Mais il est resté à regarder quand même. Et puis il s’est mis à parler. Il parlait tout seul, il se parlait à lui-même.
— Il y a seize ans, je rentrais chez moi, depuis la petite épicerie de la rue, derrière ma maison. J’avais l’habitude d’aller à l’épicerie rien que pour regarder. J’avais seulement, je sais pas, quinze cents, peut-être, mais je faisais mes courses toute la journée, je cherchais à me décider pour ce qu’on peut vraiment acheter de mieux pour quinze cents. Quand je finissais par me décider et par l’acheter, j’étais vraiment content, après tout le mal que je m’étais donné.
« Ce jour-là j’ai remarqué à l’épicerie un nouveau présentoir publicitaire, pour des biscuits, c’était. Ceux qui sont au chocolat d’un côté et au sablé de l’autre. Je les détestais, à vrai dire, mais ils étaient bien pour tremper. Y se ramollissaient juste comme il faut sans tomber en mille morceaux. Le présentoir avait la photo d’un petit garçon qui sautait. Sa silhouette était découpée dans du carton.

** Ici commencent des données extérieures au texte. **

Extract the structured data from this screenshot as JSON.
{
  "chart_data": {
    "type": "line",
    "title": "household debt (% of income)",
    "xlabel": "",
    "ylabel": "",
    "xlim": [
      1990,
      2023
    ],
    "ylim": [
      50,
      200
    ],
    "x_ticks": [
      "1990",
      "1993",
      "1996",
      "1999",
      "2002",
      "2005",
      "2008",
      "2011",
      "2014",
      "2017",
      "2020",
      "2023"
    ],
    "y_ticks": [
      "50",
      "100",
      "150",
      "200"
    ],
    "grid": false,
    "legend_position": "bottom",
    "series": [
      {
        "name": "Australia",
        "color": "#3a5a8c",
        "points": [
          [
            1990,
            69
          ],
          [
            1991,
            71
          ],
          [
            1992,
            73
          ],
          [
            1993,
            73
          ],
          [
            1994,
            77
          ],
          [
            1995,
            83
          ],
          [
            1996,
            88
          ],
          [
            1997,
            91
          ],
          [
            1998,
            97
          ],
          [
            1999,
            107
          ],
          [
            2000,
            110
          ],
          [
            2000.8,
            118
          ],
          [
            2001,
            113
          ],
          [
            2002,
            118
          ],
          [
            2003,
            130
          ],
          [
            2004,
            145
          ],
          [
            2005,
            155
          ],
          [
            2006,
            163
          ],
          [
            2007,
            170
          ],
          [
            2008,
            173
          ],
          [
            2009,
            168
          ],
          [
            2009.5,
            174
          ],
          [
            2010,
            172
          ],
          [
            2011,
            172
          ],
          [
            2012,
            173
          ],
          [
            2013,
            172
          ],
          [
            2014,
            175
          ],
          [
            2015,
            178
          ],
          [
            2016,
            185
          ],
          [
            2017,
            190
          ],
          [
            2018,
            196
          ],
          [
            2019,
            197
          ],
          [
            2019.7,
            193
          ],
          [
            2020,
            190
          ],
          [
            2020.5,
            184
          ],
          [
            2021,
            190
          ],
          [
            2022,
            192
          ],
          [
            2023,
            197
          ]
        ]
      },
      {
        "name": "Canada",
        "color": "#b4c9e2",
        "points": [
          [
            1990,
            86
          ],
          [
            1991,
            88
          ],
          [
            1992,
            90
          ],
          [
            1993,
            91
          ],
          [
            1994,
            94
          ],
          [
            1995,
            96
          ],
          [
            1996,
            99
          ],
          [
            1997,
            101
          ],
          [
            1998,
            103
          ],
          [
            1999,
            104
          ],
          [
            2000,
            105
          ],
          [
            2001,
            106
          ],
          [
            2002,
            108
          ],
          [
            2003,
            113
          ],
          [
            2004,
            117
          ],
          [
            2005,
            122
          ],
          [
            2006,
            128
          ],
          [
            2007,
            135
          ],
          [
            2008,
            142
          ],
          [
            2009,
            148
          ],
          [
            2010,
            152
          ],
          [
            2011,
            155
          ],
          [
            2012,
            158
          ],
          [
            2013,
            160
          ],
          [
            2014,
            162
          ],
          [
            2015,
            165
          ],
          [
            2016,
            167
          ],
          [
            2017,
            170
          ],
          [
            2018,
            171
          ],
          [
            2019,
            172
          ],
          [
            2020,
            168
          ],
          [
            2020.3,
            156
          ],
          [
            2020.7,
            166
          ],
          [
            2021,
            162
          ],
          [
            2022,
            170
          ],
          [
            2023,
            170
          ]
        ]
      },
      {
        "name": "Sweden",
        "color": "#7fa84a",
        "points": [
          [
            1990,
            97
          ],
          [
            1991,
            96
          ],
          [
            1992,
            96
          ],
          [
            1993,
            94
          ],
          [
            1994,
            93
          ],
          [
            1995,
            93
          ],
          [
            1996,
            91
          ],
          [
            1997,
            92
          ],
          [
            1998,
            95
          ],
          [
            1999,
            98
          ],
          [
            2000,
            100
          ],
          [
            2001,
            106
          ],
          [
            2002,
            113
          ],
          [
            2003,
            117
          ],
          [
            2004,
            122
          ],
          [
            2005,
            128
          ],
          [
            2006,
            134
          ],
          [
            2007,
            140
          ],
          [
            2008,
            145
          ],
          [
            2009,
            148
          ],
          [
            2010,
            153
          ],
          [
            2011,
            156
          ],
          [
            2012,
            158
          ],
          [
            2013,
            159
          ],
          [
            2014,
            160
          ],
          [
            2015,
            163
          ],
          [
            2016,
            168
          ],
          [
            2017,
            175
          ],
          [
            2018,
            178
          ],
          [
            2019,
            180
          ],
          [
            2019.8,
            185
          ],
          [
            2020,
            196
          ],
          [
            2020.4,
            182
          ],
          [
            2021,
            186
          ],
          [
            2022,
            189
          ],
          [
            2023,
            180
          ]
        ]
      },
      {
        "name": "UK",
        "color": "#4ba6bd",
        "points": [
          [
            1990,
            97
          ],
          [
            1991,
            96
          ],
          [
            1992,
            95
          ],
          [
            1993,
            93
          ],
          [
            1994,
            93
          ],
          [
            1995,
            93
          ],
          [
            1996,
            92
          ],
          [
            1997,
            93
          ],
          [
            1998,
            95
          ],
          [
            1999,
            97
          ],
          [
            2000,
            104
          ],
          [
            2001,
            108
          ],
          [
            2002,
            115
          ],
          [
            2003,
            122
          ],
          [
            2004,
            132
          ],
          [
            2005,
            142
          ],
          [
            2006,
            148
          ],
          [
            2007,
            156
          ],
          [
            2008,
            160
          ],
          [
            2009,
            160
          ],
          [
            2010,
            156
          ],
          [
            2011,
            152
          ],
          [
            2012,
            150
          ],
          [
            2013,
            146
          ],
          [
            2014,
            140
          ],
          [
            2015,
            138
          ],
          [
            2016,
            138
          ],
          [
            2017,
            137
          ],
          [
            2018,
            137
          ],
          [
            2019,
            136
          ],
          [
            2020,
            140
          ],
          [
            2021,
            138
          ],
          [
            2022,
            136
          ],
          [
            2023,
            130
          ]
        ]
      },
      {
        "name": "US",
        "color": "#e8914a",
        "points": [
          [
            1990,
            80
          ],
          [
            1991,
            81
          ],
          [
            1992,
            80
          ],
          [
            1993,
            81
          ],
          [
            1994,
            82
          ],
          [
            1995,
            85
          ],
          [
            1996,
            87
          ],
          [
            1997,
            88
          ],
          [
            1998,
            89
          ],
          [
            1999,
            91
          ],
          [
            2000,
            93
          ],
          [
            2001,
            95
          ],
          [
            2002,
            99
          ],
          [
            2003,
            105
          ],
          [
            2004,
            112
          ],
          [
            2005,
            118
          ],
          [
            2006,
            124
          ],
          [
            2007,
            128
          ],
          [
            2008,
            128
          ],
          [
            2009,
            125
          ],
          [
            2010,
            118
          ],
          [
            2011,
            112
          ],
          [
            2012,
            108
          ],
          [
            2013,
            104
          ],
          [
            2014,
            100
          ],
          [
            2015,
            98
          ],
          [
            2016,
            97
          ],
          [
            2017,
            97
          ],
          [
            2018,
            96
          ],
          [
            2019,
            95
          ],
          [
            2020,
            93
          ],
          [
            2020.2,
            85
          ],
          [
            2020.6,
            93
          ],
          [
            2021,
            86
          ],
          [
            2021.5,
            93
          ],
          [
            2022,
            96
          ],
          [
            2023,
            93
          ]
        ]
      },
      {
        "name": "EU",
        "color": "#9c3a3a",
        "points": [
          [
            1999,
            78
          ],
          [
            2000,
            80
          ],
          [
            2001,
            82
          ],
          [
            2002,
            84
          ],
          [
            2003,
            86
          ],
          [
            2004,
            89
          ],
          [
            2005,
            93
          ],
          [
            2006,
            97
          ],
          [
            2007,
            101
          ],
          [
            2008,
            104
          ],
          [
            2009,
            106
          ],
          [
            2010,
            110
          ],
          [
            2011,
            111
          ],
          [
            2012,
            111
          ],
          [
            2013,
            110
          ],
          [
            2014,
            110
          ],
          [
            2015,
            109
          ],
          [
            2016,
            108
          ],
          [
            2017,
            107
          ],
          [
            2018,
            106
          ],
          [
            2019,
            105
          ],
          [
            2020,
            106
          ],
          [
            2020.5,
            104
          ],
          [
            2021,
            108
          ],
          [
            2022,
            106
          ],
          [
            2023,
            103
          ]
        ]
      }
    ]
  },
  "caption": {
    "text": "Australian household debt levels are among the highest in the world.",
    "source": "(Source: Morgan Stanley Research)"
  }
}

« Ce jour-là j’ai décidé d’acheter un bloc de savon de Marseille qui me durerait plus longtemps que des bonbons. Je comptais le sculpter au couteau en arrivant à la maison. Mais sur le chemin du retour, la tempête a commencé, un vent terrible et une forte averse. J’ai eu beau courir, l’orage m’a rejoint. J’avais rudement peur. Je me suis réfugié sous un arbre, au milieu des buissons, derrière l’épicerie, pour me protéger de l’averse. Et puis j’ai remarqué que quelqu’un avait jeté un de ces présentoirs, l’avait jeté dans la rue. Le petit garçon de carton s’était détaché du reste. Et le vent l’avait emporté contre les buissons. Ses bras et ses jambes se tordaient et s’agitaient frénétiquement, comme s’il avait une crise de nerfs.
« J’ai fini par rentrer à la maison. J’ai couru en fermant les yeux. En chemin, j’ai laissé tomber le savon. Mais aujourd’hui encore, quand je me promène parfois, et que je regarde derrière moi, j’ai l’impression de voir encore ce petit garçon de carton piquer sa crise de nerfs dans les buissons. C’est à ça que la nuit me fait penser…
Il s’est rassis sur le lit près du mien. Je regardais le bout de sa cigarette. Il n’a rien dit pendant longtemps. Et puis :
— Je crois qu’on va me flanquer à la porte, Gil. Le conseil d’administration m’a demandé de m’en aller.